Towards the end of the year 2004, the heart of Palestine quaked with the passing away of President Yasser Arafat. Calendars all around the globe marked November 11th 2004 with the black ribbon of sorrow and mourning. Nevertheless, a nation of faith is a nation of convictions: It will shake off the rains of sadness from upon its shoulders and its paralyzed hopes and trembling decisions will once again fly, with the sacred wings of freedom, northward to its right- righteous destination.
Whether it is in Palestine or in Iraq our mission as one family in Christ must ultimately and urgently transcend into ethical duty and moral obligation. It is time that we realize and help others realize the pain and suffering of our fellow brothers and sisters in humanity. The frozen, careless, indifferent waxed hearts must melt down and learn the art of arts that of meeting the other fellow halfway. The moment to give a hand is now. With the divine mutual cooperation we can wrestle, up-rise, and breakup the iron chains of human occupation: release, liberate and set free the captive souls, deprived refugees, and shivering scared homeless escapees.
It is Christmas again. It is high time to join hands and unchain our dear Bethlehem, to cross over and above every barrier, and to welcome the millions of pilgrims from around the globe to come and shout with joy "Glory to God in the Highest Heaven, And on Earth Peace among Those Whom He Favors."
Our prayer this Christmas is that the star of the East may enlighten all in power and wake them up, refreshed anew with humanity, to fulfill the greatest of goals - namely life and life with dignity and freedom for all.
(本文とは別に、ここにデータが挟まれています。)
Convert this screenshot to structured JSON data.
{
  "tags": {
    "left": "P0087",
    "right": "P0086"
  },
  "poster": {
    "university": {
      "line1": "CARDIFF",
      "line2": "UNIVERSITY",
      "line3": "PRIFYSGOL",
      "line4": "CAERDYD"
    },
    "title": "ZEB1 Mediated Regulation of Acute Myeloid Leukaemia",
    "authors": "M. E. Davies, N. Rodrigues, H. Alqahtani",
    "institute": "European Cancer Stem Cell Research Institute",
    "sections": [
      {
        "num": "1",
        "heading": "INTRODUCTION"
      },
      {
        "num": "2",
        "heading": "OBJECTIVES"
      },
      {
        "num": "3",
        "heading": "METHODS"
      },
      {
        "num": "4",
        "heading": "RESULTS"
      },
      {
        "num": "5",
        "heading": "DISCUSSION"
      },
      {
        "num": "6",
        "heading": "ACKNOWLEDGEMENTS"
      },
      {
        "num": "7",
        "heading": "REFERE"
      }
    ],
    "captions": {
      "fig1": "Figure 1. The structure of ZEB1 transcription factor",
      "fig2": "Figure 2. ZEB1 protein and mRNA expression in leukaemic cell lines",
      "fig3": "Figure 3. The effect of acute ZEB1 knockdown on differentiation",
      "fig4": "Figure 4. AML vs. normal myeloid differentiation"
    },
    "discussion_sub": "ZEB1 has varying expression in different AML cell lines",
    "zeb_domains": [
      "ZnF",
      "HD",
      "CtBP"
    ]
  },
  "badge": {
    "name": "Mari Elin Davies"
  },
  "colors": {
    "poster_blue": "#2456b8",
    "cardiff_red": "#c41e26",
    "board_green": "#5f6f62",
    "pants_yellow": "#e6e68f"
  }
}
Wishing you a blessed Christmas and may 2005 be the year of the Turning Point for peacewith justice, for healing and reconciliation.

 

In Christ,
+ Riah Abu El-Assal


キリストにある兄弟姉妹の皆さま

サラーム - 聖なる地の小さき町ベツレヘムから平和と神の恵みを

星たちは暗い空を照らすだけでなく、どんな長く怖い夜の真っ暗闇の時にも見えるようにし明るく照らし出します。光は命をもたらします。聖ヨハネの言葉:「言葉の内に命があった。命は人 間を照らす光であった。光は暗闇の中で輝いている。暗闇は光を理解しなかった
(ヨハネによる福音書1:4,5)命の輪は光り輝く鎧を持って全ての暗闇を打ち負かし、打ち勝ち続けるにちがいありません。そしてそれは、すべての胎内とすべての墓場に割れ目とひびを入れ続け、全ての出来事の中の出来事、そしてあらゆる奇跡の中の奇跡を生み続けるでしょう。
2004年の終わりに、パレスチナの人々の心はアラファト議長の死に震え上がってしまいました。世界中の暦は、2004年11月11日に悲しみと哀悼を表す黒いリボンを記しました。にもかかわらず信仰の国は信念の国です:悲しみの雨をその肩から振り払い、麻痺した希望とゆれ動く決意は、自由の聖なる翼をもって、全き正義へと再び飛び立つでしょう。
パレスチナであろうとイラクであろうと、キリストにある家族として我々の使命は、速やかに倫理的な義務と道義的責任へと向かうものでなければなりません。私たちは、仲間である兄弟姉妹の痛みと苦しみを、慈愛をもって理解し、他の人々の理解を助ける時です。凍てつき、無頓着、無関心で固まった心は溶かさなければならないし、――他者と歩み寄るという技そのものを学ばねばなりません。今こそ手を差し伸べる時です。神から授かった相互協力をもってすれば、私たちは立ち向かって立ち上がり、人間の占領という鉄の鎖を砕くことができ、囚われた魂、難民、家を奪われ震え脅えあがる人たちを解放し、自由にすることができることでしょう。
またクリスマスとなりました。今こそ手を取り合って愛しのベツレヘムを解放し、全ての垣根を乗り越えて、世界中からの何億という巡礼者、旅人を歓迎し共に喜び叫ぶ時です。「いと高きところには栄光、神にあれ、地には平和、御心にかなう人にあれ。」 (ルカ伝 2:14)
今年のクリスマスの私たちの祈り:東方の星が権力の座にあるもの全てを教え導き、目覚めさせ、慈悲によって新しく生まれさせ、最大の目標――すなわち、全ての人に命と尊厳と自由のある生活を得させてください。

どうぞ、よいクリスマスを。そして2005年正義ある平和癒し、そして和解のためのターニングポイントの年となりますように。